Chaos broke out as sailors ran to the port side and tried to see where the diver was. Through the bridge’s open hatch, Simmons heard the shouts getting increasingly desperate.
“There he is.”
“No, he’s over there!”
“Get the hell out of my way!” yelled Petty Officer Anton Horowitz. He had been standing guard duty by the gangway on the starboard side, and he pushed his way through the scrum to the port side.
Horowitz leaned as far over the railing as he could and fired his M4 carbine methodically into the water, making a looping pattern of splashes from bow to stern. It was a strange thought to have in the middle of a terror attack, Horowitz knew, but this was actually fun. He had reenlisted only two months ago for just this kind of work, with a promise from the skipper that he’d be allowed to try out for the SEALs. He’d already submitted the required DNA and blood samples for SEAL selection and had been maxing his hypertrophy workouts.

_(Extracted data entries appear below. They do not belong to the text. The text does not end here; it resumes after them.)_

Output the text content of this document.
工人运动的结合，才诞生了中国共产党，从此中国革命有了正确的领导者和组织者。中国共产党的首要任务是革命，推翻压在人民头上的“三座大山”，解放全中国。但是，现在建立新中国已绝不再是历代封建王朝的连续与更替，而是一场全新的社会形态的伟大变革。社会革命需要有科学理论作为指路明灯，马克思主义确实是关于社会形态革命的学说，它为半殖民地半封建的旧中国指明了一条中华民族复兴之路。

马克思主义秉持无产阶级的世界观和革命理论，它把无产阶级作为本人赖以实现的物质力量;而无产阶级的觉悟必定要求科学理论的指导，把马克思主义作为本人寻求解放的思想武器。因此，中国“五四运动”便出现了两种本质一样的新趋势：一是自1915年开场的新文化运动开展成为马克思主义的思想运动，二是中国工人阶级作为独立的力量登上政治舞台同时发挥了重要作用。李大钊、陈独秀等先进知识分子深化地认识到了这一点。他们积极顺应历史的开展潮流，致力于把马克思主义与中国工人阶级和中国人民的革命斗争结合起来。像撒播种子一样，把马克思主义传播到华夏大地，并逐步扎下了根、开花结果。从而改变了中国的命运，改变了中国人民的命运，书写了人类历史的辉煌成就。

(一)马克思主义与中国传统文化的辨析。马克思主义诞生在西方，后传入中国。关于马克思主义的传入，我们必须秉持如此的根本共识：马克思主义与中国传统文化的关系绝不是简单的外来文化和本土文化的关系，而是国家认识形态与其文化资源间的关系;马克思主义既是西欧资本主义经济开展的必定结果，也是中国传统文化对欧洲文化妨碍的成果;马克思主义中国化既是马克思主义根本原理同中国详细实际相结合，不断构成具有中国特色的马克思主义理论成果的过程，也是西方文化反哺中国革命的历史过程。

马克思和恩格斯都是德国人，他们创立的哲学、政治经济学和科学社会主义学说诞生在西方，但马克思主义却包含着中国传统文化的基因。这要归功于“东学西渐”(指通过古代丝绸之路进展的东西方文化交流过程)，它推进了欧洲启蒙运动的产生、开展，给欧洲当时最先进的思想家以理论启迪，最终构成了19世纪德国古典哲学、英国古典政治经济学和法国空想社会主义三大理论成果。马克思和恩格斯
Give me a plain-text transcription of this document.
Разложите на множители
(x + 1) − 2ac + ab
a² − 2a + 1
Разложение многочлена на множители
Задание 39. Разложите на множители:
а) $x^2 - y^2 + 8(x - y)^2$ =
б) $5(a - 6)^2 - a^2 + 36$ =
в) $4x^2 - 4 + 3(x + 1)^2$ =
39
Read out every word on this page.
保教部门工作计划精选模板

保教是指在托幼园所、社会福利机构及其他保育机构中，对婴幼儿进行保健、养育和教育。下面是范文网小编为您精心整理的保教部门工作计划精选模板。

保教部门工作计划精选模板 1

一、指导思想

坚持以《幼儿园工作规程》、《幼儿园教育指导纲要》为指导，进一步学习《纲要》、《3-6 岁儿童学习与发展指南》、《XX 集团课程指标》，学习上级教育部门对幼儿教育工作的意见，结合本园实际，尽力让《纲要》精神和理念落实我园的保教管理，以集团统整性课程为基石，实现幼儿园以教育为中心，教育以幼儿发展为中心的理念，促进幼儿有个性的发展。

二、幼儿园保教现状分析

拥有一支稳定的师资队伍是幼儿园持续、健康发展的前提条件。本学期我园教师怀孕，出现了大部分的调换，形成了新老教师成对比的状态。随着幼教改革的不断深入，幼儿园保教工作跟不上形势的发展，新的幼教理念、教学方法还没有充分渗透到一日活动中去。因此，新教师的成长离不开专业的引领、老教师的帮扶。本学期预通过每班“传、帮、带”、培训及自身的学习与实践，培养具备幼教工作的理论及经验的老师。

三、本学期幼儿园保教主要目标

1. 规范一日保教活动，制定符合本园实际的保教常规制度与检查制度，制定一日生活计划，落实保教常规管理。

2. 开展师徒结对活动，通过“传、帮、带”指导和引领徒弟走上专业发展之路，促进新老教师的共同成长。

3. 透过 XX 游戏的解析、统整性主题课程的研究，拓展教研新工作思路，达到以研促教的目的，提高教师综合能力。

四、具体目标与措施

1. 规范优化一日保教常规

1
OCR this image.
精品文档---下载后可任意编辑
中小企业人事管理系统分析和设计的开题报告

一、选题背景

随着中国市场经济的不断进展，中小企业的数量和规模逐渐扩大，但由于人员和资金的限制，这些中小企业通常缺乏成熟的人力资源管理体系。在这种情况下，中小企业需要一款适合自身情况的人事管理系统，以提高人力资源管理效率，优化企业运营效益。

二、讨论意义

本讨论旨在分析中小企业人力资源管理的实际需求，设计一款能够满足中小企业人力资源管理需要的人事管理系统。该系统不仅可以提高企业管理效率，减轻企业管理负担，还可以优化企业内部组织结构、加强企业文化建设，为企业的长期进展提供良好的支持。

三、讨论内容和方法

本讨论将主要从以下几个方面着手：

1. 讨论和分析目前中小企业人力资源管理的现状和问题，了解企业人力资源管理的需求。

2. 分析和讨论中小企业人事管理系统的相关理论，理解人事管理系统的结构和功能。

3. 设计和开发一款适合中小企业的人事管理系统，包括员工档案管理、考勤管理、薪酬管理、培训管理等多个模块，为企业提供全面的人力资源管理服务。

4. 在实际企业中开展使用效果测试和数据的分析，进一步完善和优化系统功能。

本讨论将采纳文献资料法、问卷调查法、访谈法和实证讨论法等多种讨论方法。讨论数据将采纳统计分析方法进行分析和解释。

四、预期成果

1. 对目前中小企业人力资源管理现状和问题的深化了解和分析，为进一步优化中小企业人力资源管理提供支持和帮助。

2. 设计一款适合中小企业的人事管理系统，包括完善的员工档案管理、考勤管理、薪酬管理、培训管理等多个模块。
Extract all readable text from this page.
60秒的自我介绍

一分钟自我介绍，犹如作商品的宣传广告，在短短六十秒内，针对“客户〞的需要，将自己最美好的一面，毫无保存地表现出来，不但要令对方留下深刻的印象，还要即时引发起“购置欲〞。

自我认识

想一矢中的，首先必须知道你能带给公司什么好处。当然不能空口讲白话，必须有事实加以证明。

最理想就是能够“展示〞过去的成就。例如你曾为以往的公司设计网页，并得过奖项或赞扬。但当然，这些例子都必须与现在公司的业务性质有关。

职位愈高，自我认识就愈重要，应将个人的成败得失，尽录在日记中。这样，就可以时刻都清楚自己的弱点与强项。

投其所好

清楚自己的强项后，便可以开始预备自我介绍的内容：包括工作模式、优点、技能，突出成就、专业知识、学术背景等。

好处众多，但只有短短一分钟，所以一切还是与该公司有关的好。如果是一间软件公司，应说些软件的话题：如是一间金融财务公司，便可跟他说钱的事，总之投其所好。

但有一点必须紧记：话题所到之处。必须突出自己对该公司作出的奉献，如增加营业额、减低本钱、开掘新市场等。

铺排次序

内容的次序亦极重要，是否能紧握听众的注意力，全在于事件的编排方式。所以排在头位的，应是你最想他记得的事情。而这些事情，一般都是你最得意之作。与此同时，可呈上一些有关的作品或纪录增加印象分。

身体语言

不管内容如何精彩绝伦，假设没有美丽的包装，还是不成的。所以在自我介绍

Back on the bridge, Jefferson saw the ripples that Horowitz’s bullets made as tiny white lines on his screen that stopped after a few feet. When he switched to thermal view, they looked like a series of yellow needles jabbing into the water that quickly disappeared as their heat dissipated. Many were perilously close to the REMUS, but few were near the diver.
“Sir, they’re not getting him,” said Jefferson.
“Swing REMUS around and maneuver fifty meters away. Then I want you to bring it back full speed at us,” said Simmons.
“Sir?” asked Jefferson.
250 Meters Above Tokyo, Japan
They had said Tokyo was big, but up close it seemed to go on forever.
Major Alexei Denisov’s MiG-35 fighter-bomber was doing 875 kilometers per hour, just beneath the sound barrier, to avoid leaving a telltale sonic boom. And yet the dense buildings below seemed like they would never end. The plan seemed to be working, though. The threat-detection icon on the luminous screen at his right did not register anything urgent. He kept his finger on the toggle switch for the plane’s multifunction self-protection jammer, but so far the fighter had been unchallenged.